Eventually, it hurt too much to try.
“Are you going to quit the tournament?” Taryn asks, shoveling a handful of berries into her mouth. We are hungry children. Already we are taller than Vivi, our hips wider, and our breasts heavier.
I open my basket and take out a dirty plum, wiping it on my shirt. It’s still more or less edible. I eat it slowly, considering. “You mean because of Cardan and his Court of Jerks?”
She frowns with an expression just like one I might make if she was being particularly thickheaded. “Do you know what they call us?” she demands. “The Circle of Worms.”
I hurl the pit at the water, watching ripples destroy the possibility of any reflections. My lip curls.
“You’re littering in a magical lake,” she tells me.
“It’ll rot,” I say. “And so will we. They’re right. We are the Circle of Worms. We’re mortal. We don’t have forever to wait for them to let us do the things we want. I don’t care if they don’t like my being in the tournament. Once I become a knight, I’ll be beyond their reach.”
“Do you think Madoc’s going to allow that?” Taryn asks, giving up on the bush after the brambles make her fingers bleed. “Answering to someone other than him?”

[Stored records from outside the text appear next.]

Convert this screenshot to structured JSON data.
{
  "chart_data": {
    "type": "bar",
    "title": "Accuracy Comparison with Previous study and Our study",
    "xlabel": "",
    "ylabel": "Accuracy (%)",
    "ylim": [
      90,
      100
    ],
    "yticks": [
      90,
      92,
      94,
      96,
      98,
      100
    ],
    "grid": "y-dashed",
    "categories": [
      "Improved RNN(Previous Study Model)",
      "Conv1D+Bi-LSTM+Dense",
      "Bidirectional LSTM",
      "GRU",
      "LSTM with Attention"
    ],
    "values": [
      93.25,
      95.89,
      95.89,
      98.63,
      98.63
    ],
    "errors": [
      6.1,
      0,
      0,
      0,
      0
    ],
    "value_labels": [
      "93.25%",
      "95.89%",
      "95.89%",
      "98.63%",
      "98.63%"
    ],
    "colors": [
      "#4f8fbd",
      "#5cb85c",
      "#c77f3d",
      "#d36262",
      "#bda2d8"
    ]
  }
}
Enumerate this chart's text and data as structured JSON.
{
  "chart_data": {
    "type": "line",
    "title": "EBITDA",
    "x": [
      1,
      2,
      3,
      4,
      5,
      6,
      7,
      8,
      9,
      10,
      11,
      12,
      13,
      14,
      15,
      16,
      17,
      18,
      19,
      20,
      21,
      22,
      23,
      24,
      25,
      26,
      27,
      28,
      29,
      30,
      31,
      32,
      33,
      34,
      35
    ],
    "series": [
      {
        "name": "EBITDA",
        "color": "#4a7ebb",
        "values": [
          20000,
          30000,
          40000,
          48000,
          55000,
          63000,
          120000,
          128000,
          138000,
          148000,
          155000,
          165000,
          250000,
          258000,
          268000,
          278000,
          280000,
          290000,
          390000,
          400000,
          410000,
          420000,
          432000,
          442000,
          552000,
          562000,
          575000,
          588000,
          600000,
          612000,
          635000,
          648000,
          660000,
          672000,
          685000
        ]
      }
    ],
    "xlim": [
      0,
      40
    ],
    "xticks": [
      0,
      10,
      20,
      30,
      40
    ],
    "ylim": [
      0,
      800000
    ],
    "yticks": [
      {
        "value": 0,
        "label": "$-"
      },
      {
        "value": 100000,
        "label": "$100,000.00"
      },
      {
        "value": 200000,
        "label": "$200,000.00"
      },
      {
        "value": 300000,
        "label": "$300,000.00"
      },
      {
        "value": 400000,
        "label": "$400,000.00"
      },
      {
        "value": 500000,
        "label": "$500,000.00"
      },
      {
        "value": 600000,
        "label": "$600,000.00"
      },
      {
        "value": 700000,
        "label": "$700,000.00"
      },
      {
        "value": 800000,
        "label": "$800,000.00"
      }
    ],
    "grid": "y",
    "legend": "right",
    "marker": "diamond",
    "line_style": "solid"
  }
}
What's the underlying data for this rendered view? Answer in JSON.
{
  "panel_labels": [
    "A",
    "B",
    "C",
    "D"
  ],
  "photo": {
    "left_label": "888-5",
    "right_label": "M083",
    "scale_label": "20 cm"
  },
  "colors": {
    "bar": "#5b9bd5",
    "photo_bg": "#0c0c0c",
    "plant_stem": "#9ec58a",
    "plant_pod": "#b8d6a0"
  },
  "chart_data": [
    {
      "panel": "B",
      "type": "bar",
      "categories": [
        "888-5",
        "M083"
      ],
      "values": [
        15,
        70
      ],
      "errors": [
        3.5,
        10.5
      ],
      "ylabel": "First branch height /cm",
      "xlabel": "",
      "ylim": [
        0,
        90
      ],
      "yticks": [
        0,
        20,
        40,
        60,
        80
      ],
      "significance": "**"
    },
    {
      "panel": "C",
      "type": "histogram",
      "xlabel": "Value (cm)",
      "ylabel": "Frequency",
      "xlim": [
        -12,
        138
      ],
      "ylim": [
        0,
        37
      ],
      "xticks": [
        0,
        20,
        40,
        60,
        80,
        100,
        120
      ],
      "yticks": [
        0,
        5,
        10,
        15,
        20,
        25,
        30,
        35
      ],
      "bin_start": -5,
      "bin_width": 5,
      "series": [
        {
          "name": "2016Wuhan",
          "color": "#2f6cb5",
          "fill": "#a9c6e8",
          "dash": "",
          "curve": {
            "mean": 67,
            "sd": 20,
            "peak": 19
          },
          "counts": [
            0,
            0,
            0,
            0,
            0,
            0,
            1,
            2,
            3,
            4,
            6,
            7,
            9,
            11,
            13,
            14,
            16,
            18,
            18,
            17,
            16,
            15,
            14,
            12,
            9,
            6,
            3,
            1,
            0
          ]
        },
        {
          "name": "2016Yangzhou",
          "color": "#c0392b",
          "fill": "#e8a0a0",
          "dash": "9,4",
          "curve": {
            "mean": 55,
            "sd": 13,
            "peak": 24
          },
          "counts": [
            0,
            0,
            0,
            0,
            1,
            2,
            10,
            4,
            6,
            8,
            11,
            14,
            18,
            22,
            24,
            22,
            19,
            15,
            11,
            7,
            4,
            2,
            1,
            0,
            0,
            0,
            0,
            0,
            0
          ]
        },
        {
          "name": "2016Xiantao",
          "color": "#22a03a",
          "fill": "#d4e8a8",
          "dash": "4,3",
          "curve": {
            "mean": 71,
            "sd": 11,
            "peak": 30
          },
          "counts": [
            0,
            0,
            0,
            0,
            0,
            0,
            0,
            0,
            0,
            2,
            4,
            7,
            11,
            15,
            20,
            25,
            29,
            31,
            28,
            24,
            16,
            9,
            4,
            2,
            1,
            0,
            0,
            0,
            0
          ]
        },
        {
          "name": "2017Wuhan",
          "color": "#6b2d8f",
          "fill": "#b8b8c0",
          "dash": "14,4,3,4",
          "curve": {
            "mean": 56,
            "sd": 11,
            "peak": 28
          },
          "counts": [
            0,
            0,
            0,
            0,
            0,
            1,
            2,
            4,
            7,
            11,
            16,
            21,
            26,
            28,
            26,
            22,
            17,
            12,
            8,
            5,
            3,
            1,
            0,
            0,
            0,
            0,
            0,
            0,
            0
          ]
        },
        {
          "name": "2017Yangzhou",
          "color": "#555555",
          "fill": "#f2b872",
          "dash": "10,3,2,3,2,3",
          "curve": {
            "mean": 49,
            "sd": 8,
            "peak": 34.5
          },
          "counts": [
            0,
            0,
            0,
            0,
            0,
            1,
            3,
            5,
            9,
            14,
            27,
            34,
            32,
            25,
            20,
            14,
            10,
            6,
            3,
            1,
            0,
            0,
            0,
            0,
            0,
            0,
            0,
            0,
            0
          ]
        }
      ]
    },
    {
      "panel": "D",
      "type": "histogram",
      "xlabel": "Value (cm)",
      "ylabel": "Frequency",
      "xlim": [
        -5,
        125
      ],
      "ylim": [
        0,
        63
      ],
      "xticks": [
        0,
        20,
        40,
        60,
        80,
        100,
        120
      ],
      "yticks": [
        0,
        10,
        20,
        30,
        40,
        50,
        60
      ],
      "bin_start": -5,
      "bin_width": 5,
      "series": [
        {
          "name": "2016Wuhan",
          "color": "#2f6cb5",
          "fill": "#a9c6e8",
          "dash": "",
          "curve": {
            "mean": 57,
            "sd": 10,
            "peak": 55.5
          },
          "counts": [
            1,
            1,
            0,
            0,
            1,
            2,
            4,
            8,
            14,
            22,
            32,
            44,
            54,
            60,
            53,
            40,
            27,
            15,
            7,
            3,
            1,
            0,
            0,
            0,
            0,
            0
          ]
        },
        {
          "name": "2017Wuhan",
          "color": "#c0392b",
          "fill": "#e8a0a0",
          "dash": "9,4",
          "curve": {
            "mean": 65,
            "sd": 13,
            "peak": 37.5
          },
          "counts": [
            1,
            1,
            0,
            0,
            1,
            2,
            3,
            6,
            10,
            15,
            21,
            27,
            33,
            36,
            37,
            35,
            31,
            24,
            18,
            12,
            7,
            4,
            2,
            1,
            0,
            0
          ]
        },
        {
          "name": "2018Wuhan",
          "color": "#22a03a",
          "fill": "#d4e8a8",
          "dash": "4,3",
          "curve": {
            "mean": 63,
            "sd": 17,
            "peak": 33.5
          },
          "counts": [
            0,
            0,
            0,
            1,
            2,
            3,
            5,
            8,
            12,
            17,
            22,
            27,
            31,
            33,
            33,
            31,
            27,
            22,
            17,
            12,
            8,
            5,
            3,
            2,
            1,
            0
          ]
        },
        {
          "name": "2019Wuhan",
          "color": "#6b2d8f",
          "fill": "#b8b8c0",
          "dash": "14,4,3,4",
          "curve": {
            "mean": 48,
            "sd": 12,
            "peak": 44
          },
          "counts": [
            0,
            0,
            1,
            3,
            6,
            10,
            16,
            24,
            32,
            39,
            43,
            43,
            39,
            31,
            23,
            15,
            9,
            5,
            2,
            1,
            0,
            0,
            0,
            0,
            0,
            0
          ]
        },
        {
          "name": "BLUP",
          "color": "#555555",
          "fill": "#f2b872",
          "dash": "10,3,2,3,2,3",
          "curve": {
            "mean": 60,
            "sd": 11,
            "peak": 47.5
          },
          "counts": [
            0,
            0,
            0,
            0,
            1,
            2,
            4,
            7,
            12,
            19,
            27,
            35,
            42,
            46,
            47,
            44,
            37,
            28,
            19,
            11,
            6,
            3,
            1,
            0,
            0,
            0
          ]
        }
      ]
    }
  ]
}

“What else has he been training us for?” I ask. Wordlessly, we fall into step together, making our way home.
“Not me.” She shakes her head. “I am going to fall in love.”
I am surprised into laughter. “So you’ve just decided? I didn’t think it worked like that. I thought love was supposed to happen when you least expected it, like a sap to the skull.”
“Well, I have decided,” she says. I consider mentioning her last ill-fated decision—the one about having fun at the revel—but that will just annoy her. Instead, I try to imagine someone she might fall in love with. Maybe it will be a merrow, and he will give her the gift of breathing underwater and a crown of pearls and take her to his bed under the sea.
Actually, that sounds amazing. Maybe I am making all the wrong choices.
“How much do you like swimming?” I ask her.
“What?” she asks.
“Nothing,” I say.
She, suspecting some sort of teasing, elbows me in the side.
We head through the Crooked Forest, with its bent trunks, since the Milkwood is dangerous at night. We have to stop to let some root men pass, for fear they might step on us if we didn’t keep out of their way. Moss covers their shoulders and crawls up their bark cheeks. Wind whistles through their ribs.
They make a beautiful and solemn procession.
“If you’re so sure Madoc is going to give you permission, why haven’t you asked him yet?” Taryn whispers. “The tournament is only three days away.”
Anyone can fight in the Summer Tournament, but if I want to be a knight, I must declare my candidacy by wearing a green sash across my chest. And if Madoc will not allow me that, then no amount of skill will help me. I will not be a candidate, and I will not be chosen.
I am glad the root men give me an excuse not to answer, because, of course, she’s right. I haven’t asked Madoc because I am afraid of what he will say.
When we get home, pushing open the enormous wooden door with its looping ironwork, someone is shouting upstairs, as though in distress. I run toward the sound, heart in my mouth, only to find Vivi in her room, chasing a cloud of sprites. They streak past me into the hall in a blast of gossamer, and she slams the book she was swinging at them into the door casing.
“Look!” Vivi yells at me, pointing toward her closet. “Look what they did.”
The doors are open, and I see a sprawl of things stolen from the human world, matchbooks, newspapers, empty bottles, novels, and Polaroids. The sprites had turned the matchbooks into beds and tables, shredded all the paper, and ripped out the centers of the books to nest inside. It was a full-on sprite infestation.